I am solving a very basic poisson equation. If I refine the mesh, the error goes down as expected. However the condition number goes up:
N: 2
error: 0.22149394535822542
cond: 15.56322662071126
N: 4
error: 0.03074190236918026
cond: 52.48333130760118
N: 8
error: 0.003932420860391938
cond: 178.02965569598211
N: 16
error: 0.0004943154804889275
cond: 636.1133651331177
N: 32
error: 6.187547361026483e-05
cond: 2381.7702791780166
N: 64
error: 7.737120543412375e-06
cond: 9192.78524325424
N: 128
error: 9.67223970900399e-07
cond: 36094.94754399094
from fenics import *
import numpy as np
def horner(*coeffs):
N = len(coeffs)
if N == 0:
return "0.0"
elif N == 1:
return str(coeffs[0])
else:
a0 = coeffs[0]
rest = coeffs[1:N]
return "{} + x[0]*({})".format(a0, horner(*rest))
class Solver:
def __init__(self, coeffs, N,
element = FiniteElement("P", interval, 2)
):
self.N = N
self.coeffs = coeffs
self.mesh = IntervalMesh(N, -1, 1)
self.V = FunctionSpace(self.mesh, element)

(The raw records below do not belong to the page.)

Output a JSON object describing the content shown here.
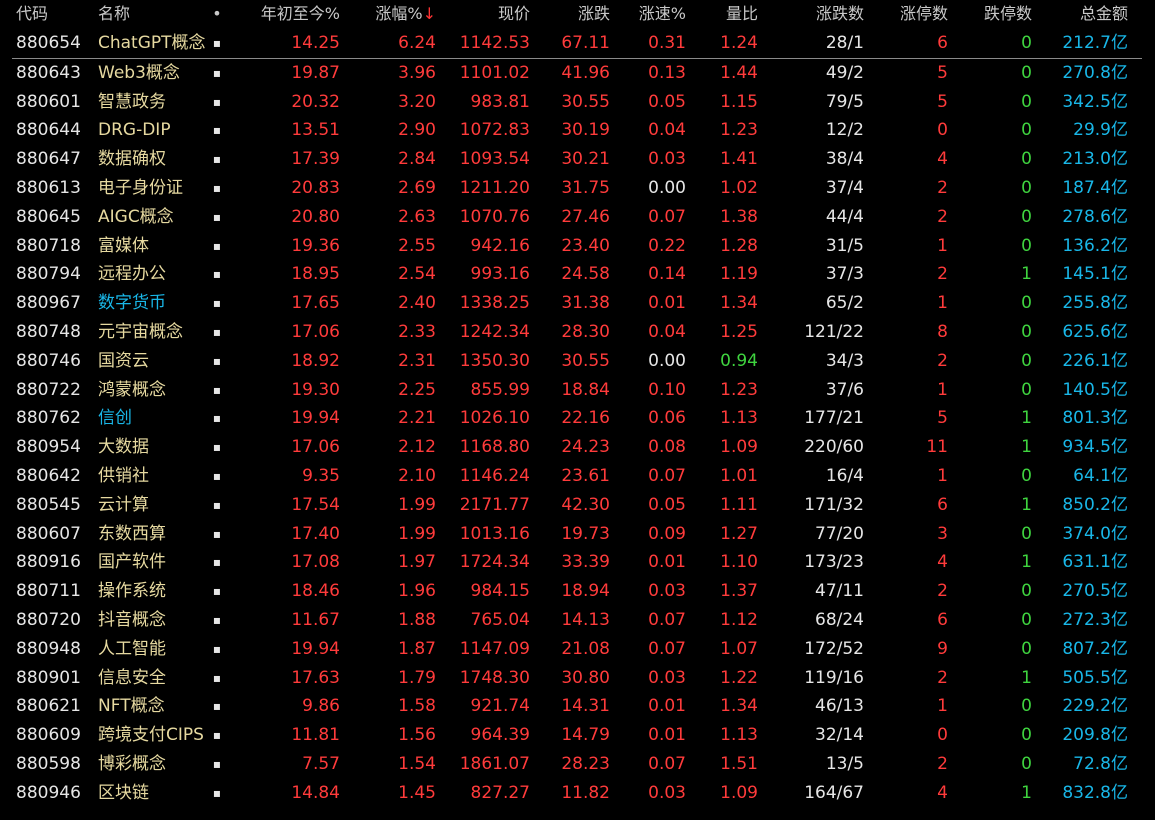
{
  "colors": {
    "up": "#ff3b3b",
    "down": "#3fd43f",
    "neutral": "#e6e6e6",
    "code": "#e6e6e6",
    "name_default": "#e6d9a0",
    "name_highlight": "#19b7e8",
    "amount": "#19b7e8"
  },
  "columns": {
    "code": "代码",
    "name": "名称",
    "dot": "•",
    "ytd": "年初至今%",
    "change": "涨幅%",
    "sort_indicator": "↓",
    "price": "现价",
    "delta": "涨跌",
    "speed": "涨速%",
    "volume_ratio": "量比",
    "adv_dec": "涨跌数",
    "limit_up": "涨停数",
    "limit_down": "跌停数",
    "amount": "总金额"
  },
  "rows": [
    {
      "code": "880654",
      "name": "ChatGPT概念",
      "dot": "▪",
      "ytd": "14.25",
      "change": "6.24",
      "price": "1142.53",
      "delta": "67.11",
      "speed": "0.31",
      "vr": "1.24",
      "adv": "28/1",
      "lu": "6",
      "ld": "0",
      "amt": "212.7亿",
      "vr_color": "up",
      "speed_color": "up",
      "name_color": "name_default"
    },
    {
      "code": "880643",
      "name": "Web3概念",
      "dot": "▪",
      "ytd": "19.87",
      "change": "3.96",
      "price": "1101.02",
      "delta": "41.96",
      "speed": "0.13",
      "vr": "1.44",
      "adv": "49/2",
      "lu": "5",
      "ld": "0",
      "amt": "270.8亿",
      "vr_color": "up",
      "speed_color": "up",
      "name_color": "name_default"
    },
    {
      "code": "880601",
      "name": "智慧政务",
      "dot": "▪",
      "ytd": "20.32",
      "change": "3.20",
      "price": "983.81",
      "delta": "30.55",
      "speed": "0.05",
      "vr": "1.15",
      "adv": "79/5",
      "lu": "5",
      "ld": "0",
      "amt": "342.5亿",
      "vr_color": "up",
      "speed_color": "up",
      "name_color": "name_default"
    },
    {
      "code": "880644",
      "name": "DRG-DIP",
      "dot": "▪",
      "ytd": "13.51",
      "change": "2.90",
      "price": "1072.83",
      "delta": "30.19",
      "speed": "0.04",
      "vr": "1.23",
      "adv": "12/2",
      "lu": "0",
      "ld": "0",
      "amt": "29.9亿",
      "vr_color": "up",
      "speed_color": "up",
      "name_color": "name_default"
    },
    {
      "code": "880647",
      "name": "数据确权",
      "dot": "▪",
      "ytd": "17.39",
      "change": "2.84",
      "price": "1093.54",
      "delta": "30.21",
      "speed": "0.03",
      "vr": "1.41",
      "adv": "38/4",
      "lu": "4",
      "ld": "0",
      "amt": "213.0亿",
      "vr_color": "up",
      "speed_color": "up",
      "name_color": "name_default"
    },
    {
      "code": "880613",
      "name": "电子身份证",
      "dot": "▪",
      "ytd": "20.83",
      "change": "2.69",
      "price": "1211.20",
      "delta": "31.75",
      "speed": "0.00",
      "vr": "1.02",
      "adv": "37/4",
      "lu": "2",
      "ld": "0",
      "amt": "187.4亿",
      "vr_color": "up",
      "speed_color": "neutral",
      "name_color": "name_default"
    },
    {
      "code": "880645",
      "name": "AIGC概念",
      "dot": "▪",
      "ytd": "20.80",
      "change": "2.63",
      "price": "1070.76",
      "delta": "27.46",
      "speed": "0.07",
      "vr": "1.38",
      "adv": "44/4",
      "lu": "2",
      "ld": "0",
      "amt": "278.6亿",
      "vr_color": "up",
      "speed_color": "up",
      "name_color": "name_default"
    },
    {
      "code": "880718",
      "name": "富媒体",
      "dot": "▪",
      "ytd": "19.36",
      "change": "2.55",
      "price": "942.16",
      "delta": "23.40",
      "speed": "0.22",
      "vr": "1.28",
      "adv": "31/5",
      "lu": "1",
      "ld": "0",
      "amt": "136.2亿",
      "vr_color": "up",
      "speed_color": "up",
      "name_color": "name_default"
    },
    {
      "code": "880794",
      "name": "远程办公",
      "dot": "▪",
      "ytd": "18.95",
      "change": "2.54",
      "price": "993.16",
      "delta": "24.58",
      "speed": "0.14",
      "vr": "1.19",
      "adv": "37/3",
      "lu": "2",
      "ld": "1",
      "amt": "145.1亿",
      "vr_color": "up",
      "speed_color": "up",
      "name_color": "name_default"
    },
    {
      "code": "880967",
      "name": "数字货币",
      "dot": "▪",
      "ytd": "17.65",
      "change": "2.40",
      "price": "1338.25",
      "delta": "31.38",
      "speed": "0.01",
      "vr": "1.34",
      "adv": "65/2",
      "lu": "1",
      "ld": "0",
      "amt": "255.8亿",
      "vr_color": "up",
      "speed_color": "up",
      "name_color": "name_highlight"
    },
    {
      "code": "880748",
      "name": "元宇宙概念",
      "dot": "▪",
      "ytd": "17.06",
      "change": "2.33",
      "price": "1242.34",
      "delta": "28.30",
      "speed": "0.04",
      "vr": "1.25",
      "adv": "121/22",
      "lu": "8",
      "ld": "0",
      "amt": "625.6亿",
      "vr_color": "up",
      "speed_color": "up",
      "name_color": "name_default"
    },
    {
      "code": "880746",
      "name": "国资云",
      "dot": "▪",
      "ytd": "18.92",
      "change": "2.31",
      "price": "1350.30",
      "delta": "30.55",
      "speed": "0.00",
      "vr": "0.94",
      "adv": "34/3",
      "lu": "2",
      "ld": "0",
      "amt": "226.1亿",
      "vr_color": "down",
      "speed_color": "neutral",
      "name_color": "name_default"
    },
    {
      "code": "880722",
      "name": "鸿蒙概念",
      "dot": "▪",
      "ytd": "19.30",
      "change": "2.25",
      "price": "855.99",
      "delta": "18.84",
      "speed": "0.10",
      "vr": "1.23",
      "adv": "37/6",
      "lu": "1",
      "ld": "0",
      "amt": "140.5亿",
      "vr_color": "up",
      "speed_color": "up",
      "name_color": "name_default"
    },
    {
      "code": "880762",
      "name": "信创",
      "dot": "▪",
      "ytd": "19.94",
      "change": "2.21",
      "price": "1026.10",
      "delta": "22.16",
      "speed": "0.06",
      "vr": "1.13",
      "adv": "177/21",
      "lu": "5",
      "ld": "1",
      "amt": "801.3亿",
      "vr_color": "up",
      "speed_color": "up",
      "name_color": "name_highlight"
    },
    {
      "code": "880954",
      "name": "大数据",
      "dot": "▪",
      "ytd": "17.06",
      "change": "2.12",
      "price": "1168.80",
      "delta": "24.23",
      "speed": "0.08",
      "vr": "1.09",
      "adv": "220/60",
      "lu": "11",
      "ld": "1",
      "amt": "934.5亿",
      "vr_color": "up",
      "speed_color": "up",
      "name_color": "name_default"
    },
    {
      "code": "880642",
      "name": "供销社",
      "dot": "▪",
      "ytd": "9.35",
      "change": "2.10",
      "price": "1146.24",
      "delta": "23.61",
      "speed": "0.07",
      "vr": "1.01",
      "adv": "16/4",
      "lu": "1",
      "ld": "0",
      "amt": "64.1亿",
      "vr_color": "up",
      "speed_color": "up",
      "name_color": "name_default"
    },
    {
      "code": "880545",
      "name": "云计算",
      "dot": "▪",
      "ytd": "17.54",
      "change": "1.99",
      "price": "2171.77",
      "delta": "42.30",
      "speed": "0.05",
      "vr": "1.11",
      "adv": "171/32",
      "lu": "6",
      "ld": "1",
      "amt": "850.2亿",
      "vr_color": "up",
      "speed_color": "up",
      "name_color": "name_default"
    },
    {
      "code": "880607",
      "name": "东数西算",
      "dot": "▪",
      "ytd": "17.40",
      "change": "1.99",
      "price": "1013.16",
      "delta": "19.73",
      "speed": "0.09",
      "vr": "1.27",
      "adv": "77/20",
      "lu": "3",
      "ld": "0",
      "amt": "374.0亿",
      "vr_color": "up",
      "speed_color": "up",
      "name_color": "name_default"
    },
    {
      "code": "880916",
      "name": "国产软件",
      "dot": "▪",
      "ytd": "17.08",
      "change": "1.97",
      "price": "1724.34",
      "delta": "33.39",
      "speed": "0.01",
      "vr": "1.10",
      "adv": "173/23",
      "lu": "4",
      "ld": "1",
      "amt": "631.1亿",
      "vr_color": "up",
      "speed_color": "up",
      "name_color": "name_default"
    },
    {
      "code": "880711",
      "name": "操作系统",
      "dot": "▪",
      "ytd": "18.46",
      "change": "1.96",
      "price": "984.15",
      "delta": "18.94",
      "speed": "0.03",
      "vr": "1.37",
      "adv": "47/11",
      "lu": "2",
      "ld": "0",
      "amt": "270.5亿",
      "vr_color": "up",
      "speed_color": "up",
      "name_color": "name_default"
    },
    {
      "code": "880720",
      "name": "抖音概念",
      "dot": "▪",
      "ytd": "11.67",
      "change": "1.88",
      "price": "765.04",
      "delta": "14.13",
      "speed": "0.07",
      "vr": "1.12",
      "adv": "68/24",
      "lu": "6",
      "ld": "0",
      "amt": "272.3亿",
      "vr_color": "up",
      "speed_color": "up",
      "name_color": "name_default"
    },
    {
      "code": "880948",
      "name": "人工智能",
      "dot": "▪",
      "ytd": "19.94",
      "change": "1.87",
      "price": "1147.09",
      "delta": "21.08",
      "speed": "0.07",
      "vr": "1.07",
      "adv": "172/52",
      "lu": "9",
      "ld": "0",
      "amt": "807.2亿",
      "vr_color": "up",
      "speed_color": "up",
      "name_color": "name_default"
    },
    {
      "code": "880901",
      "name": "信息安全",
      "dot": "▪",
      "ytd": "17.63",
      "change": "1.79",
      "price": "1748.30",
      "delta": "30.80",
      "speed": "0.03",
      "vr": "1.22",
      "adv": "119/16",
      "lu": "2",
      "ld": "1",
      "amt": "505.5亿",
      "vr_color": "up",
      "speed_color": "up",
      "name_color": "name_default"
    },
    {
      "code": "880621",
      "name": "NFT概念",
      "dot": "▪",
      "ytd": "9.86",
      "change": "1.58",
      "price": "921.74",
      "delta": "14.31",
      "speed": "0.01",
      "vr": "1.34",
      "adv": "46/13",
      "lu": "1",
      "ld": "0",
      "amt": "229.2亿",
      "vr_color": "up",
      "speed_color": "up",
      "name_color": "name_default"
    },
    {
      "code": "880609",
      "name": "跨境支付CIPS",
      "dot": "▪",
      "ytd": "11.81",
      "change": "1.56",
      "price": "964.39",
      "delta": "14.79",
      "speed": "0.01",
      "vr": "1.13",
      "adv": "32/14",
      "lu": "0",
      "ld": "0",
      "amt": "209.8亿",
      "vr_color": "up",
      "speed_color": "up",
      "name_color": "name_default"
    },
    {
      "code": "880598",
      "name": "博彩概念",
      "dot": "▪",
      "ytd": "7.57",
      "change": "1.54",
      "price": "1861.07",
      "delta": "28.23",
      "speed": "0.07",
      "vr": "1.51",
      "adv": "13/5",
      "lu": "2",
      "ld": "0",
      "amt": "72.8亿",
      "vr_color": "up",
      "speed_color": "up",
      "name_color": "name_default"
    },
    {
      "code": "880946",
      "name": "区块链",
      "dot": "▪",
      "ytd": "14.84",
      "change": "1.45",
      "price": "827.27",
      "delta": "11.82",
      "speed": "0.03",
      "vr": "1.09",
      "adv": "164/67",
      "lu": "4",
      "ld": "1",
      "amt": "832.8亿",
      "vr_color": "up",
      "speed_color": "up",
      "name_color": "name_default"
    }
  ]
}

v_phi = TestFunction(self.V)
phi = TrialFunction(self.V)
a0, a1, a2, a3, a4 = coeffs
self.phi_exact = Expression(horner(a0, a1, a2, a3, a4), degree=4)
rho = Expression(horner(-2*a2, -6*a3, -12*a4), degree=4)
self.bc = DirichletBC(self.V, self.phi_exact, "on_boundary")
self.A = inner(grad(v_phi), grad(phi))*dx
self.f = inner(rho, v_phi)*dx
def solve(self):
phi = Function(self.V)
solve(self.A == self.f, phi, bcs=self.bc)
self.phi_sol = phi
return self.phi_sol, self.phi_exact
def plot(self):
plot(self.phi_sol)
plot(self.phi_exact, mesh=self.mesh, marker=".")
def error(self):
error = (self.phi_exact - self.phi_sol)**2*dx
return sqrt(abs(assemble(error)))
def cond(self):
M = assemble(self.A)
self.bc.apply(M)
return np.linalg.cond(M.array())
coeffs = np.random.randn(5)
for N in [2**i for i in range(1,8)]:
s = Solver(coeffs, N)
s.solve()
print("N: {}".format(N))
print("error: {}".format(s.error()))
print("cond: {}".format(s.cond()))
Is it expected that the condition number goes up? Is there a better way to compute the condition number, that does not convert the matrix to dense?